A ministra Ana Jorge afastou hoje a possibilidade de alterações na forma de financiamento do Serviço Nacional de Saúde (SNS), depois do primeiro-ministro ter referido o pagamento conforme as possibilidades e o uso dos serviços consoante as necessidades.
Durante o discurso na sessão comemorativa do milésimo transplante hepático do Hospital Curry Cabral, em Lisboa, o primeiro-ministro, José Sócrates, referiu que o país tem um SNS porque “aspira à igualdade”.

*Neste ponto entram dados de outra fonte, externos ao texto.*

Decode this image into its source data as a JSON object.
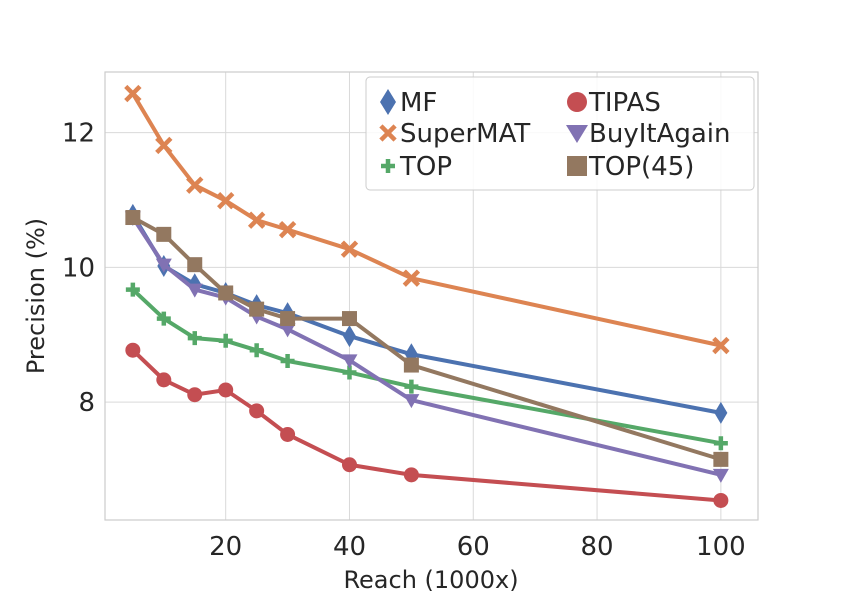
{
  "chart_data": {
    "type": "line",
    "title": "",
    "xlabel": "Reach (1000x)",
    "ylabel": "Precision (%)",
    "xlim": [
      0.5,
      106
    ],
    "ylim": [
      6.25,
      12.9
    ],
    "xticks": [
      20,
      40,
      60,
      80,
      100
    ],
    "yticks": [
      8,
      10,
      12
    ],
    "grid": true,
    "legend_position": "top-right",
    "series": [
      {
        "name": "MF",
        "color": "#4c72b0",
        "marker": "diamond",
        "x": [
          5,
          10,
          15,
          20,
          25,
          30,
          40,
          50,
          100
        ],
        "y": [
          10.78,
          10.02,
          9.75,
          9.62,
          9.44,
          9.32,
          8.98,
          8.71,
          7.84
        ]
      },
      {
        "name": "SuperMAT",
        "color": "#dd8452",
        "marker": "x",
        "x": [
          5,
          10,
          15,
          20,
          25,
          30,
          40,
          50,
          100
        ],
        "y": [
          12.58,
          11.81,
          11.22,
          10.99,
          10.7,
          10.56,
          10.27,
          9.84,
          8.84
        ]
      },
      {
        "name": "TOP",
        "color": "#55a868",
        "marker": "plus",
        "x": [
          5,
          10,
          15,
          20,
          25,
          30,
          40,
          50,
          100
        ],
        "y": [
          9.67,
          9.24,
          8.95,
          8.91,
          8.77,
          8.61,
          8.44,
          8.23,
          7.39
        ]
      },
      {
        "name": "TIPAS",
        "color": "#c44e52",
        "marker": "circle",
        "x": [
          5,
          10,
          15,
          20,
          25,
          30,
          40,
          50,
          100
        ],
        "y": [
          8.77,
          8.33,
          8.11,
          8.18,
          7.87,
          7.52,
          7.07,
          6.92,
          6.54
        ]
      },
      {
        "name": "BuyItAgain",
        "color": "#8172b3",
        "marker": "triangle-down",
        "x": [
          5,
          10,
          15,
          20,
          25,
          30,
          40,
          50,
          100
        ],
        "y": [
          10.74,
          10.04,
          9.67,
          9.55,
          9.27,
          9.08,
          8.62,
          8.03,
          6.92
        ]
      },
      {
        "name": "TOP(45)",
        "color": "#937860",
        "marker": "square",
        "x": [
          5,
          10,
          15,
          20,
          25,
          30,
          40,
          50,
          100
        ],
        "y": [
          10.74,
          10.49,
          10.04,
          9.62,
          9.38,
          9.24,
          9.24,
          8.55,
          7.15
        ]
      }
    ]
  }
}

“Sim, à igualdade no acesso à Saúde. E é através do SNS que gostaríamos que todos os portugueses pudessem ser iguais no acesso à saúde. É por isso que temos um SNS para servir o valor da igualdade. Mas é também através do SNS que queremos dar expressão ao valor da equidade, que todos paguem em função das suas possibilidades e recebam em função das suas necessidades", sublinhou.

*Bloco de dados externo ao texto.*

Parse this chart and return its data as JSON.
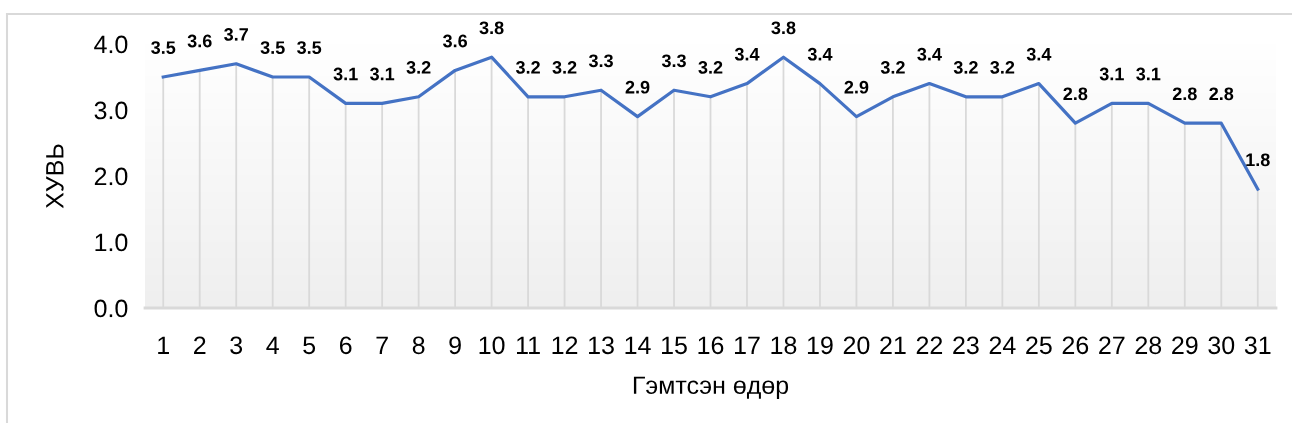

E acrescentou: "Não há nenhum serviço público em que este valor se expresse com mais clareza que não seja o SNS. Todos nós pagamos em função das nossas possibilidades nos impostos e queremos receber um serviço público em função daquilo que precisamos".
A ministra da Saúde, Ana Jorge, lembrou, por seu lado, que o SNS “é pago pelo Orçamento de Estado, que é feito pelos impostos”.

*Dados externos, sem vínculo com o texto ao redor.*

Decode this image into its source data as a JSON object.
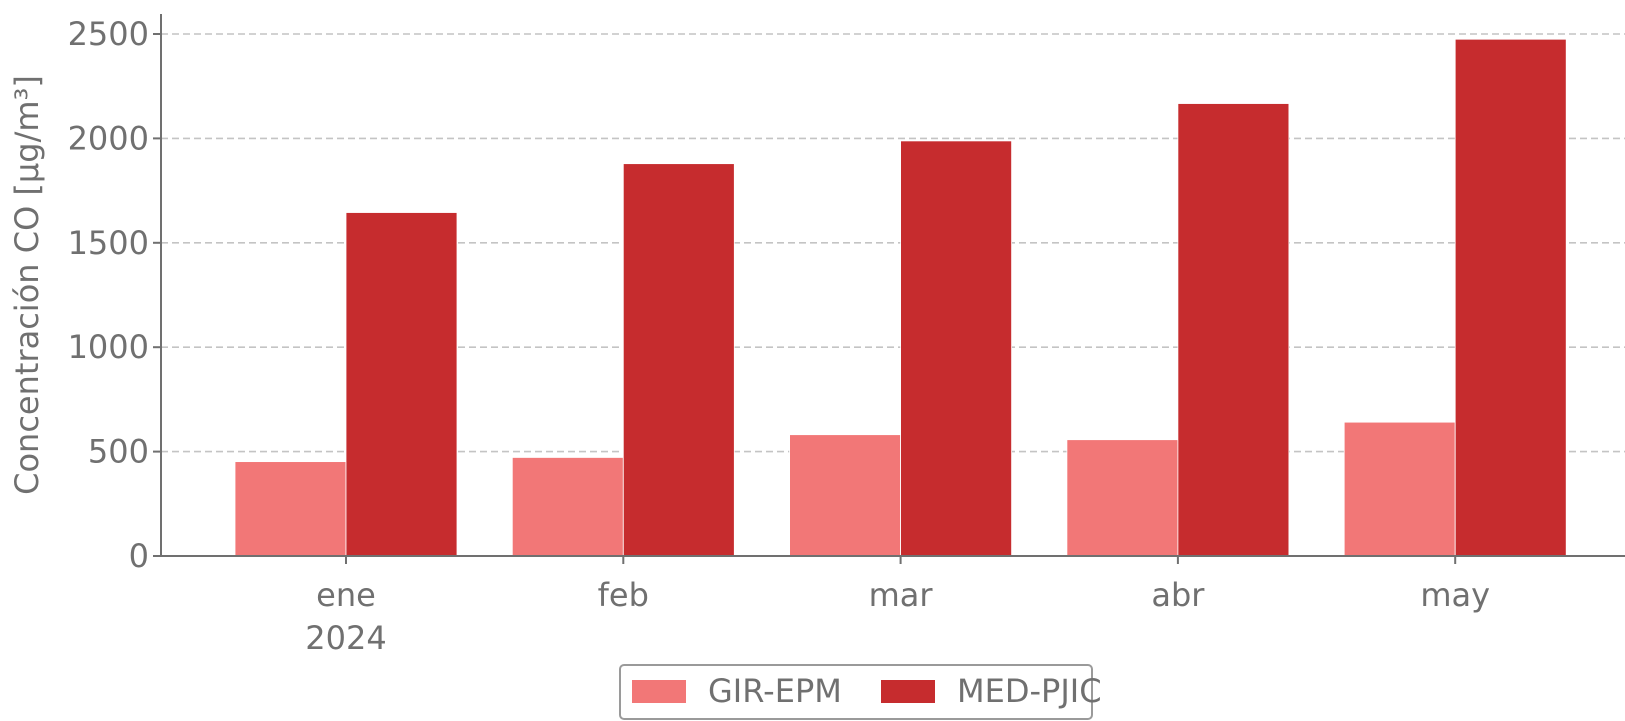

“Todas as pessoas pagam IRS de acordo com as suas possibilidades e os seus rendimentos, penso que isso já existe”, disse.
Em comentário ao discurso do primeiro-ministro, o ex-ministro da Saúde Correia de Campos explicou estar em causa a "expressão tradicional” e o “princípio da equidade” dos serviços nacionais de saúde.
O Serviço Nacional de Saúde inglês define um “tratamento igual para necessidades iguais”. “E às vezes nem é tratamento igual para todos, até pode ser desigual, se as necessidades forem desiguais”, acrescentou.
Correia de Campos não acredita que estivesse a ser equacionada qualquer alteração no financiamento do Serviço Nacional de Saúde.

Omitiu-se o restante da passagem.